- Die finanziellen Perspektiven der IV haben sich erheblich verschlechtert.
- Im mittleren von drei Szenarien wäre es nicht möglich, dass sich die Sozialversicherung mittelfristig aus eigener Kraft entschulden kann.
- Derzeit steht die IV bei der AHV mit rund zehn Milliarden Franken in der Kreide.
Seit 2017 steigt die Zahl neuer IV-Renten laut dem Bundesamt für Sozialversicherungen (BSV) an. Von 2020 bis 2022 war sie auf hohem Niveau relativ stabil. Seit 2023 hat sie wieder signifikant zugenommen. Gleichzeitig geht der Bund von tieferen Abgangsquoten aus als bisher angenommen.
Aufgrund dieser jüngsten Trends erhöht sich die Wahrscheinlichkeit einer negativen Entwicklung der IV.
Gestiegen sind unter anderem die IV-Renten von Teilzeitbeschäftigten sowie von Personen mit einer Suchterkrankung oder mit psychischen Erkrankungen, insbesondere bei jungen Menschen. «Aufgrund dieser jüngsten Trends erhöht sich die Wahrscheinlichkeit einer negativen Entwicklung der IV», heisst es in den aktualisierten Finanzperspektiven der Invalidenversicherung (IV), über die der Bundesrat informiert worden ist.
Die Ursachen für diese Entwicklungen sind teilweise bekannt. Zum einen wurde 2018 aufgrund eines Entscheids des Europäischen Gerichtshofes für Menschenrechte ein neues Berechnungsmodell für die sogenannte gemischte Methode eingeführt, das Haus- und Familienarbeit besser berücksichtigt.
Betroffen sind vor allem Personen, die ihr Erwerbspensum reduzieren, um sich um die Kinder und den Haushalt zu kümmern. Die Folgen davon machen sich nun wie erwartet in einer verstärkten Zunahme an Neu-Renten und Revisionen mit Rentenerhöhung bei Teilzeiterwerbstätigen bemerkbar.
Zum anderen haben auch Änderungen in der Rechtsprechung des Bundesgerichts zu einer Zunahme der Renten geführt. Der Anwendungsbereich des sogenannt strukturierten Beweisverfahren wurde in den vergangenen Jahren von psychosomatischen Leiden auf psychische Erkrankungen und 2019 schliesslich auch auf Suchterkrankungen ausgeweitet.
Seit 2023 haben sich ausserdem die gesamtwirtschaftlichen Aussichten leicht eingetrübt, was zu einem leichten Rückgang der projizierten Einnahmen aus Lohn- und Bundesbeiträgen geführt hat, wie das BSV schreibt.
Grosse Unterschiede je nach Szenario
Für die künftige Entwicklung der IV erstellte das BSV drei Szenarien. Diesen liegen unterschiedliche Annahmen zur künftigen Entwicklung der Zahl der Neu-Renten zugrunde.
Das mittlere Szenario geht davon aus, dass die Entwicklung der Neu-Renten dem Durchschnitt der vergangenen drei Jahre entspricht. In diesem Szenario halten sich die Ausgaben und Einnahmen in den nächsten zehn Jahren etwa die Waage. Bis 2031 ist das Umlageergebnis leicht negativ, danach wieder positiv, im Jahr 2033 dürfte es rund 80 Millionen Franken betragen.

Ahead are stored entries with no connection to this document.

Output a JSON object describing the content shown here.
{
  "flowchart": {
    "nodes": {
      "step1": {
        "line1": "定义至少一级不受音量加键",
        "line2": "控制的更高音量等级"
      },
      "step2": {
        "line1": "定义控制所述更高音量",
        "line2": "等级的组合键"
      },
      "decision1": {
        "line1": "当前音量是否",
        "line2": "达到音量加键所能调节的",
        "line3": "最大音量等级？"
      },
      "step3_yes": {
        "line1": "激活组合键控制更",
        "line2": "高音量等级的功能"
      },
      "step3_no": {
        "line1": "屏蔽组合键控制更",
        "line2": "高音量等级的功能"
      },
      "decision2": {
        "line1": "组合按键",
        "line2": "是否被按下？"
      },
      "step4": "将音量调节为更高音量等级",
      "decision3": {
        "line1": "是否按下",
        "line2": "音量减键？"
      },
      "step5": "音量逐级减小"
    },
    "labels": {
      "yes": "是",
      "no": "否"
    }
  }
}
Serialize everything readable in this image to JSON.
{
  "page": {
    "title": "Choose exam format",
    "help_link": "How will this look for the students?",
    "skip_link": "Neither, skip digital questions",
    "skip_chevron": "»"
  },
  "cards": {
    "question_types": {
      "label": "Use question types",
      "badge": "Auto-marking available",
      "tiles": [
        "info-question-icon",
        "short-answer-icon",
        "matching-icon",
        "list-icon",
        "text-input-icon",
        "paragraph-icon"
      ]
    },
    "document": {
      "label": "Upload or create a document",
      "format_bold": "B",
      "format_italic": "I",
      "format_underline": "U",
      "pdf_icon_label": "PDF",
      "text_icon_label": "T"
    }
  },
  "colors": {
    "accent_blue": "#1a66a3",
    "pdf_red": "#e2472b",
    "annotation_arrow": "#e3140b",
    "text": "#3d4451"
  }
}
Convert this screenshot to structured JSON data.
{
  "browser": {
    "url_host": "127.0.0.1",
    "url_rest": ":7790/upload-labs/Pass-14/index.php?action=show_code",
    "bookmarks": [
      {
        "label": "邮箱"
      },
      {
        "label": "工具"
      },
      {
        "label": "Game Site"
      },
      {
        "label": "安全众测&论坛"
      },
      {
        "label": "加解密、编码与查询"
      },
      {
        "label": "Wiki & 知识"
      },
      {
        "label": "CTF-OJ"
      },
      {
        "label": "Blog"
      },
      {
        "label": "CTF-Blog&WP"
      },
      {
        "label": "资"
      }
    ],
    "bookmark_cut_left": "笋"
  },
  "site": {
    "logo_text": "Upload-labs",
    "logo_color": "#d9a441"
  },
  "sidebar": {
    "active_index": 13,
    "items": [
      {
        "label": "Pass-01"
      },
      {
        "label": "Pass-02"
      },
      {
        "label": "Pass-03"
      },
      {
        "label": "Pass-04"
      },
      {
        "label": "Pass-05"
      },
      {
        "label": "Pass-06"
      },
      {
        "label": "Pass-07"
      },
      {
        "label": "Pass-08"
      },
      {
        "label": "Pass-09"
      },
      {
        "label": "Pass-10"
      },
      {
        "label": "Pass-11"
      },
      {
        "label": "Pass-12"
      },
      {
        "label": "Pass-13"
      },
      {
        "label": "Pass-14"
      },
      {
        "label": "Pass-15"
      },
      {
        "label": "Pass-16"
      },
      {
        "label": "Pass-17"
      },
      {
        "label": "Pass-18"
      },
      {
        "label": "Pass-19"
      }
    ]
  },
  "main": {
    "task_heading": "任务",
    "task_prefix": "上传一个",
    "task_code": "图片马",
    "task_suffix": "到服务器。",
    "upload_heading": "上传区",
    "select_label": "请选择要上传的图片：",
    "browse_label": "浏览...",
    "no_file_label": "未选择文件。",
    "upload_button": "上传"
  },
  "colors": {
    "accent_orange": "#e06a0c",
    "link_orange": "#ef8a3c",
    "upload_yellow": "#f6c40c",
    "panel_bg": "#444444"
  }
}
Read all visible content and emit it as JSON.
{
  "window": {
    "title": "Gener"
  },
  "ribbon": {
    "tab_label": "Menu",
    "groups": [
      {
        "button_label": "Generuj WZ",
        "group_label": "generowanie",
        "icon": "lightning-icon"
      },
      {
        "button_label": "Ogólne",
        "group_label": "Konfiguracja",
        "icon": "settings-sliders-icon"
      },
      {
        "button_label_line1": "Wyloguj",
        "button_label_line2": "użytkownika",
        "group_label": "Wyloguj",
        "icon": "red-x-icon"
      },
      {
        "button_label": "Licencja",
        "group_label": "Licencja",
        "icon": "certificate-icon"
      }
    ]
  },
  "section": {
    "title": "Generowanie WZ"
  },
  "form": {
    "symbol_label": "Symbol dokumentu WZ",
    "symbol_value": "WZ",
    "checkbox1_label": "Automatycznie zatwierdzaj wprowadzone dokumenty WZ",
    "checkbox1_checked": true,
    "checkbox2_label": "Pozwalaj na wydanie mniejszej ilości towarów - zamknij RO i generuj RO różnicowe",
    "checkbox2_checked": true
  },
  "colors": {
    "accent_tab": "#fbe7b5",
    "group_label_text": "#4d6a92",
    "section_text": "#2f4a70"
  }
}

Das schlechte Szenario geht von einem weiterhin hohen Niveau der Neu-Renten aus. Es weist deutlich negative Umlageergebnisse auf, im Jahr 2033 schätzungsweise 460 Millionen Franken.
Das hohe Szenario dagegen geht davon aus, dass die Zahl der Neu-Renten tiefer als im Durchschnitt der vergangenen drei Jahre liegt. Das hohe Szenario weist für das Jahr 2033 ein positives Umlageergebnis von rund 690 Millionen Franken aus.